On board the sailing of Seed Journey will be seeds “rescued” from the Siege of Leningrad during World War II, going all the way back to Viking-era Finnish Rye seeds recovered by archaeologists from a site in Hamar, Norway.
“Seeds are a beautiful metaphor,” Franceschini explained. “Literally and metaphorically they’re shared through many hands, and so what we say is, ‘How do we keep the power of our commons in the hands of many, rather than the hands of few and, in the case of seeds, in the hands of fewer and fewer huge companies?’”
At the opposite end of the social practice spectrum is Los Angeles multidisciplinary “life-artist” Jennifer Moon. Since emerging as a breakout star of Los Angeles’ Hammer Museum’s Made in L.A. biennial exhibition in 2014, Moon has become a wildly whimsical crossover attraction in group political art shows on both coasts, most recently sharing the bill of the 31-artist S/Election: Democracy, Citizenship and Freedom exhibition at East Hollywood’s Municipal Gallery.

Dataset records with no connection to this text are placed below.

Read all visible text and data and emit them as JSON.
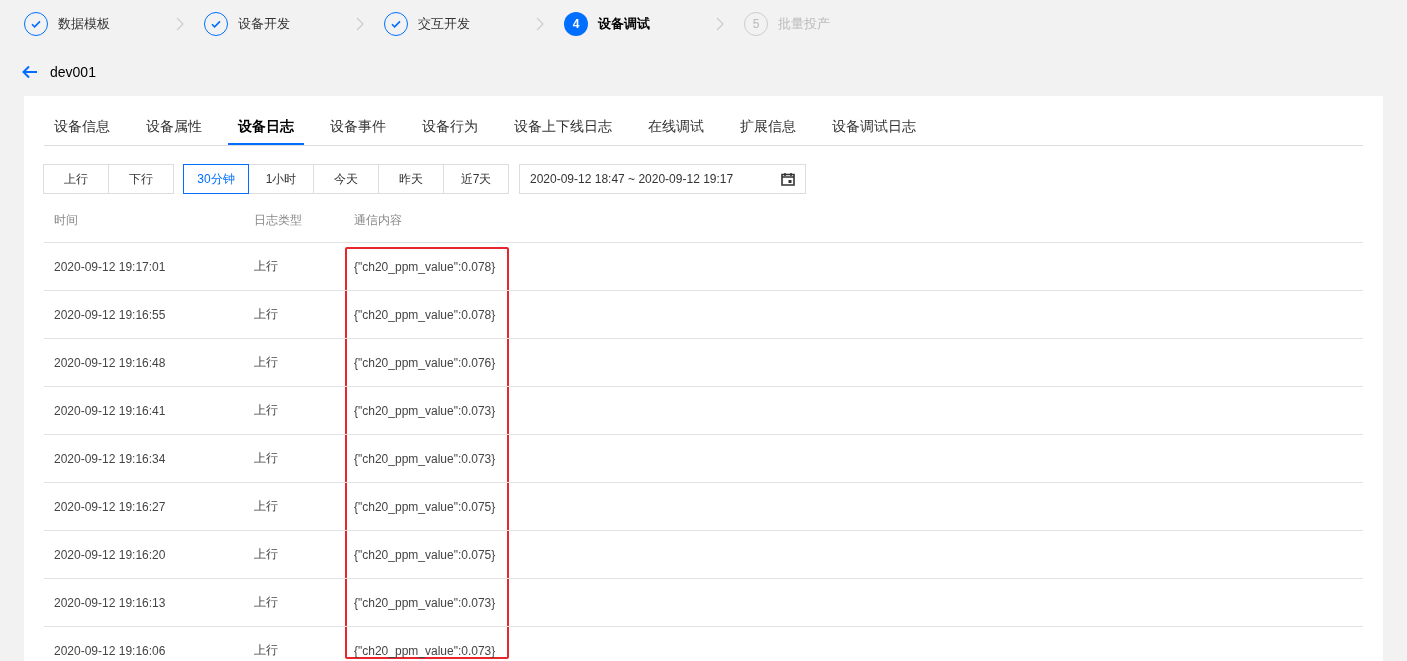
{
  "steps": [
    {
      "label": "数据模板",
      "kind": "done"
    },
    {
      "label": "设备开发",
      "kind": "done"
    },
    {
      "label": "交互开发",
      "kind": "done"
    },
    {
      "number": "4",
      "label": "设备调试",
      "kind": "current"
    },
    {
      "number": "5",
      "label": "批量投产",
      "kind": "pending"
    }
  ],
  "device": {
    "name": "dev001"
  },
  "tabs": [
    {
      "label": "设备信息",
      "selected": false
    },
    {
      "label": "设备属性",
      "selected": false
    },
    {
      "label": "设备日志",
      "selected": true
    },
    {
      "label": "设备事件",
      "selected": false
    },
    {
      "label": "设备行为",
      "selected": false
    },
    {
      "label": "设备上下线日志",
      "selected": false
    },
    {
      "label": "在线调试",
      "selected": false
    },
    {
      "label": "扩展信息",
      "selected": false
    },
    {
      "label": "设备调试日志",
      "selected": false
    }
  ],
  "direction_buttons": [
    {
      "label": "上行",
      "selected": false
    },
    {
      "label": "下行",
      "selected": false
    }
  ],
  "range_buttons": [
    {
      "label": "30分钟",
      "selected": true
    },
    {
      "label": "1小时",
      "selected": false
    },
    {
      "label": "今天",
      "selected": false
    },
    {
      "label": "昨天",
      "selected": false
    },
    {
      "label": "近7天",
      "selected": false
    }
  ],
  "date_range": {
    "value": "2020-09-12 18:47 ~ 2020-09-12 19:17"
  },
  "table": {
    "columns": [
      "时间",
      "日志类型",
      "通信内容"
    ],
    "rows": [
      [
        "2020-09-12 19:17:01",
        "上行",
        "{\"ch20_ppm_value\":0.078}"
      ],
      [
        "2020-09-12 19:16:55",
        "上行",
        "{\"ch20_ppm_value\":0.078}"
      ],
      [
        "2020-09-12 19:16:48",
        "上行",
        "{\"ch20_ppm_value\":0.076}"
      ],
      [
        "2020-09-12 19:16:41",
        "上行",
        "{\"ch20_ppm_value\":0.073}"
      ],
      [
        "2020-09-12 19:16:34",
        "上行",
        "{\"ch20_ppm_value\":0.073}"
      ],
      [
        "2020-09-12 19:16:27",
        "上行",
        "{\"ch20_ppm_value\":0.075}"
      ],
      [
        "2020-09-12 19:16:20",
        "上行",
        "{\"ch20_ppm_value\":0.075}"
      ],
      [
        "2020-09-12 19:16:13",
        "上行",
        "{\"ch20_ppm_value\":0.073}"
      ],
      [
        "2020-09-12 19:16:06",
        "上行",
        "{\"ch20_ppm_value\":0.073}"
      ]
    ]
  }
}
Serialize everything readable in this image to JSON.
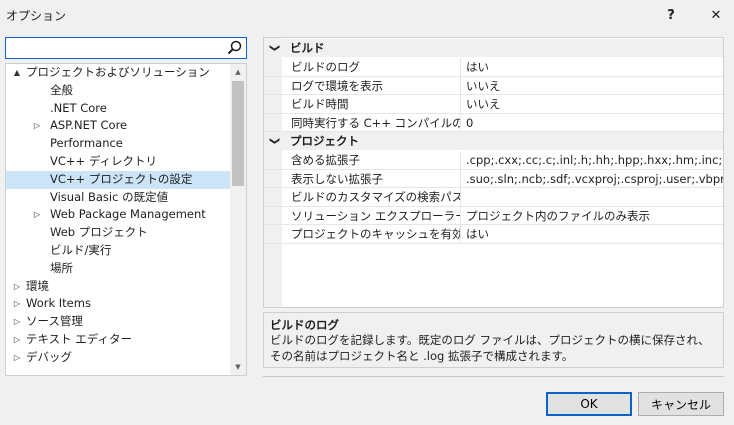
{
  "window": {
    "title": "オプション",
    "help": "?",
    "close": "✕"
  },
  "search": {
    "value": "",
    "placeholder": ""
  },
  "tree": {
    "items": [
      {
        "label": "プロジェクトおよびソリューション",
        "level": 0,
        "arrow": "▲"
      },
      {
        "label": "全般",
        "level": 1,
        "arrow": ""
      },
      {
        "label": ".NET Core",
        "level": 1,
        "arrow": ""
      },
      {
        "label": "ASP.NET Core",
        "level": 1,
        "arrow": "▷"
      },
      {
        "label": "Performance",
        "level": 1,
        "arrow": ""
      },
      {
        "label": "VC++ ディレクトリ",
        "level": 1,
        "arrow": ""
      },
      {
        "label": "VC++ プロジェクトの設定",
        "level": 1,
        "arrow": "",
        "selected": true
      },
      {
        "label": "Visual Basic の既定値",
        "level": 1,
        "arrow": ""
      },
      {
        "label": "Web Package Management",
        "level": 1,
        "arrow": "▷"
      },
      {
        "label": "Web プロジェクト",
        "level": 1,
        "arrow": ""
      },
      {
        "label": "ビルド/実行",
        "level": 1,
        "arrow": ""
      },
      {
        "label": "場所",
        "level": 1,
        "arrow": ""
      },
      {
        "label": "環境",
        "level": 0,
        "arrow": "▷"
      },
      {
        "label": "Work Items",
        "level": 0,
        "arrow": "▷"
      },
      {
        "label": "ソース管理",
        "level": 0,
        "arrow": "▷"
      },
      {
        "label": "テキスト エディター",
        "level": 0,
        "arrow": "▷"
      },
      {
        "label": "デバッグ",
        "level": 0,
        "arrow": "▷"
      }
    ],
    "scroll_up": "▲",
    "scroll_down": "▼"
  },
  "grid": {
    "categories": [
      {
        "toggle": "❯",
        "label": "ビルド",
        "rows": [
          {
            "name": "ビルドのログ",
            "value": "はい"
          },
          {
            "name": "ログで環境を表示",
            "value": "いいえ"
          },
          {
            "name": "ビルド時間",
            "value": "いいえ"
          },
          {
            "name": "同時実行する C++ コンパイルの最大",
            "value": "0"
          }
        ]
      },
      {
        "toggle": "❯",
        "label": "プロジェクト",
        "rows": [
          {
            "name": "含める拡張子",
            "value": ".cpp;.cxx;.cc;.c;.inl;.h;.hh;.hpp;.hxx;.hm;.inc;.rc;.re"
          },
          {
            "name": "表示しない拡張子",
            "value": ".suo;.sln;.ncb;.sdf;.vcxproj;.csproj;.user;.vbproj;.sc"
          },
          {
            "name": "ビルドのカスタマイズの検索パス",
            "value": ""
          },
          {
            "name": "ソリューション エクスプローラー モード",
            "value": "プロジェクト内のファイルのみ表示"
          },
          {
            "name": "プロジェクトのキャッシュを有効にする",
            "value": "はい"
          }
        ]
      }
    ]
  },
  "description": {
    "title": "ビルドのログ",
    "text": "ビルドのログを記録します。既定のログ ファイルは、プロジェクトの横に保存され、その名前はプロジェクト名と .log 拡張子で構成されます。"
  },
  "buttons": {
    "ok": "OK",
    "cancel": "キャンセル"
  }
}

Even though her work doesn’t deal in conventional direct-action politics or Futurefarmers’ brand of policy-focused social engagement, Moon sees the election of Trump as an opportunity for politically progressive artists.
“Before the election,” she declared, “people were asking, ‘What happens if Trump gets elected?’ I told them, ‘Maybe the revolution can actually happen then.’ … I hope artists — including myself — do start thinking, Who I’m in partnership with? Why am I making art? Who is this benefiting?”
Moon’s highly autobiographical blend of political theory, psychotherapy and elaborate fantasy explores the idea of love as a revolutionary force — a mix of lived experience and activism that she calls “The Revolution.” Through performances, videos, manifestos and sculptures that playfully draw from the ideas and postures of theoretical physics, cognitive science, self-help gurus and TED talks, Moon undertakes, through her own highly idiosyncratic framework, the very serious business of challenging the underlying belief systems and political economies that perpetuate problems like economic and social inequality, climate change and the depletion of resources.
“My tagline on my website is ‘Jennifer Moon, artist, adventurer, and revolutionary,’” Moon explained. “To me, popular politics, which is where Trump exists, is not a form of [authentic] politics in terms of how Hannah Arendt talks about the polis, which is a sphere of freedom.”
Moon’s recent work borrows heavily from quantum mechanics and cosmological theory — how 95 percent of the universe consists of unknown forces and matter that can’t be seen or observed — to explore the tenuous connection between systems of belief and the real world. In 2015’s Phoenix Rising: Part 3: laub, me and the Revolution (The Theory of Everything) at Los Angeles’ Commonwealth and Council art gallery, Moon illustrated that fraught connection with an outlandish installation that melded fantasy with the language of self-help cant and included a room-size model of the Large Hadron Collider cobbled from Popsicle sticks, duct tape and Habitrail tubes.
The shared “five percent reality,” as Moon describes it, represents a kind of conceptual prison that ultimately enabled white women and Latinos to ignore to Trump’s attitudes toward women or immigrants in order to cast their vote for him.
“What we’re seeing is not everything that’s there,” Moon explained. “I’m interested in how to access the things that we can’t see as a way to point towards expanding our reality beyond the five percent reality. … If I’m really affected by Trump, my job is to go in and identify what he represents, because he’s essentially a carrier of a certain belief, or bad beliefs.”